Reputation: 7277
I've two networks, which I need to concatenate for my full model. However my first model is pre-trained and I need to make it non-trainable when training the full model. How can I achieve this in PyTorch.
I am able to concatenate two models using this answer
class MyModelA(nn.Module):
def __init__(self):
super(MyModelA, self).__init__()
self.fc1 = nn.Linear(10, 2)
def forward(self, x):
x = self.fc1(x)
return x
class MyModelB(nn.Module):
def __init__(self):
super(MyModelB, self).__init__()
self.fc1 = nn.Linear(20, 2)
def forward(self, x):
x = self.fc1(x)
return x
class MyEnsemble(nn.Module):
def __init__(self, modelA, modelB):
super(MyEnsemble, self).__init__()
self.modelA = modelA
self.modelB = modelB
def forward(self, x):
x1 = self.modelA(x)
x2 = self.modelB(x1)
return x2
# Create models and load state_dicts
modelA = MyModelA()
modelB = MyModelB()
# Load state dicts
modelA.load_state_dict(torch.load(PATH))
model = MyEnsemble(modelA, modelB)
x = torch.randn(1, 10)
output = model(x)
Basically here, I want to load pre-trained modelA
and make it non-trainable when training the Ensemble model.
Upvotes: 5
Views: 13702
Reputation: 1685
One easy way to do that is to detach
the output tensor of the model that you don't want to update and it will not backprop gradient to the connected model. In your case, you can simply detach x2
tensor just before concatinating with x1
in the forward function of MyEnsemble
model to keep the weight of modelB
unchanged.
So, the new forward function should be like following:
def forward(self, x1, x2):
x1 = self.modelA(x1)
x2 = self.modelB(x2)
x = torch.cat((x1, x2.detach()), dim=1) # Detaching x2, so modelB wont be updated
x = self.classifier(F.relu(x))
return x
Upvotes: 8
Reputation: 3506
You can freeze all parameters of the model you dont want to train, by setting requires_grad
to false.
Like this:
for param in model.parameters():
param.requires_grad = False
This should work for you.
Another way is to handle this in your train-loop:
modelA = MyModelA()
modelB = MyModelB()
criterionB = nn.MSELoss()
optimizerB = torch.optim.Adam(modelB.parameters(), lr=0.001)

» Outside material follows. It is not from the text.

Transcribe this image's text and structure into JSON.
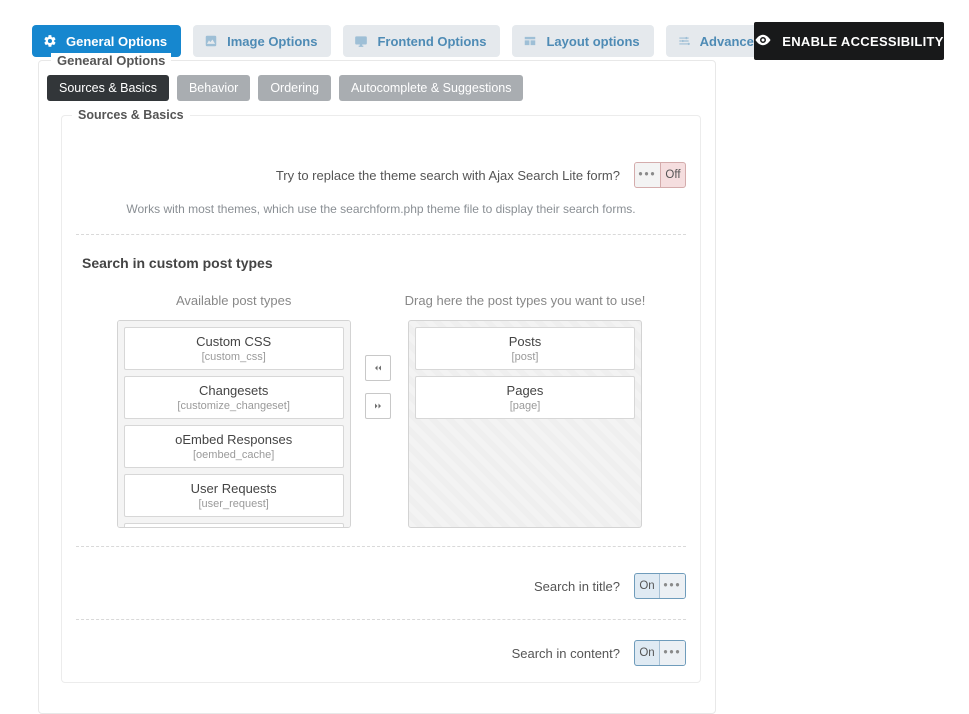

for epoch in range(epochs):
for samples, targets in dataloader:
optimizerB.zero_grad()
x = modelA.train()(samples)
predictions = modelB.train()(samples)
loss = criterionB(predictions, targets)
loss.backward()
optimizerB.step()
So you pass the output of modelA to modelB but you optimize just modelB.
Upvotes: 2